2 Kings 24:1,6,8a,10-17  During Jehoiakim’s reign, King Nebuchadnezzar of Babylon attacked. Jehoiakim was his subject for three years, but then he rebelled against him. 6 He passed away and his son Jehoiachin replaced him as king. … 8 Jehoiachin was eighteen years old when he became king, and he reigned three months in Jerusalem. … 10 At that time the generals of King Nebuchadnezzar of Babylon marched to Jerusalem and besieged the city. 11 King Nebuchadnezzar of Babylon came to the city while his generals were besieging it. 12 King Jehoiachin of Judah, along with his mother, his servants, his officials, and his eunuchs surrendered to the king of Babylon. The king of Babylon, in the eighth year of his reign, took Jehoiachin prisoner. 13 Nebuchadnezzar took from there all the riches in the treasuries of the Lord’s temple and of the royal palace. He removed all the gold items which King Solomon of Israel had made for the Lord’s temple, just as the Lord had warned. 14 He deported all the residents of Jerusalem, including all the officials and all the soldiers (10,000 people in all). This included all the craftsmen and those who worked with metal. No one was left except for the poorest among the people of the land. 15 He deported Jehoiachin from Jerusalem to Babylon, along with the king’s mother and wives, his eunuchs, and the high-ranking officials of the land. 16 The king of Babylon deported to Babylon all the soldiers (there were 7,000), as well as 1,000 craftsmen and metal workers. This included all the best warriors. 17 The king of Babylon made Mattaniah, Jehoiachin’s uncle, king in Jehoiachin’s place. He renamed him Zedekiah. (NET)

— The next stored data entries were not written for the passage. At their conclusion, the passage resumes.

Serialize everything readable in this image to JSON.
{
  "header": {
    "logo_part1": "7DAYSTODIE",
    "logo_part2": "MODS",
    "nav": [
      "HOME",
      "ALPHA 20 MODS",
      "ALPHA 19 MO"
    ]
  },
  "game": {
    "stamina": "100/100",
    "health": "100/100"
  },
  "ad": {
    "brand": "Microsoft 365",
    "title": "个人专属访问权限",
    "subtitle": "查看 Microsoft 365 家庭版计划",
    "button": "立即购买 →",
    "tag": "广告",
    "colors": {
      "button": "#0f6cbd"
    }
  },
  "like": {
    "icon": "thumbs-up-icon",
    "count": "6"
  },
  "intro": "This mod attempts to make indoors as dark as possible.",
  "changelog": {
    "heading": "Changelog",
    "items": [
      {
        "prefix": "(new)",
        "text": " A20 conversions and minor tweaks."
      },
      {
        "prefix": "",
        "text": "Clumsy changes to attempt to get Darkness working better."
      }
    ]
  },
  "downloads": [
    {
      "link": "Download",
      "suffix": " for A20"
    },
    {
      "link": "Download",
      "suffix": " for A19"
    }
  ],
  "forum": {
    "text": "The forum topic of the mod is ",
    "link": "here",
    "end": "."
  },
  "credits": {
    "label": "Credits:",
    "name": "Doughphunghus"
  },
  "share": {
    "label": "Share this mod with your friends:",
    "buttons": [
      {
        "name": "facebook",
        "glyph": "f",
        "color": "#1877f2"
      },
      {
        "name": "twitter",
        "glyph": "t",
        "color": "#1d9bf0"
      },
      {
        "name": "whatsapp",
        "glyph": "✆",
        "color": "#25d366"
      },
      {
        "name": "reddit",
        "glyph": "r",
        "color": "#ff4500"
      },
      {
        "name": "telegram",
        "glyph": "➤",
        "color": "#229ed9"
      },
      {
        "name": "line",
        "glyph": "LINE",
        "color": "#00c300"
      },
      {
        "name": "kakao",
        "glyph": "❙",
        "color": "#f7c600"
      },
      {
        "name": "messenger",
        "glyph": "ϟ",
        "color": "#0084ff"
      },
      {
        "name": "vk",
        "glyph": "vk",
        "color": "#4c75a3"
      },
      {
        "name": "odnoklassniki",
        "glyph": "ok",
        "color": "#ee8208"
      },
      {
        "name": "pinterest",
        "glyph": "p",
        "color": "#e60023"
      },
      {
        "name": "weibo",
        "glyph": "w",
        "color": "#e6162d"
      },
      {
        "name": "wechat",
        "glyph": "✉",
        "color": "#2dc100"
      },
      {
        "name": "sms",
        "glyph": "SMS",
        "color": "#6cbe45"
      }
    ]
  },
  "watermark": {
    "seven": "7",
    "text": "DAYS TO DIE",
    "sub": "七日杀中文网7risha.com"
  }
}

Discovered in 1887, the Babylonian chronicles cover hundreds of years of history.  The chronicle pictured here (3.25” x 2.44”) covers events of Babylonian kings between 605-594 BC.  Written in cuneiform, this tiny tablet Records three events:

  1. The Battle of Carchemish where Nebuchadnezzar defeated Pharaoh Necho in 605 BC.
  2. The Accession to the throne of Nebuchadnezzar II.
  3. The defeat of Jerusalem on March 16, 598 BC.

In regards to the third event, it reads:

In the seventh month (of 599 BC), in the month Chislev (Nov/Dec) the king of Babylon assembled his army, and after he had invaded the land of Hatti (Syria/Palestine) he laid siege to the city of Judah. On the second day of the month of Adara (March 16th of the next year) he conquered the city and took the king (Jehoiachin) prisoner. He installed in his place a king (Zedekiah) of his own choice, and after he had received rich tribute, he sent (them) forth to Babylon.

Significance:

  1. The Babylonian account confirms the Biblical account in very precise terms.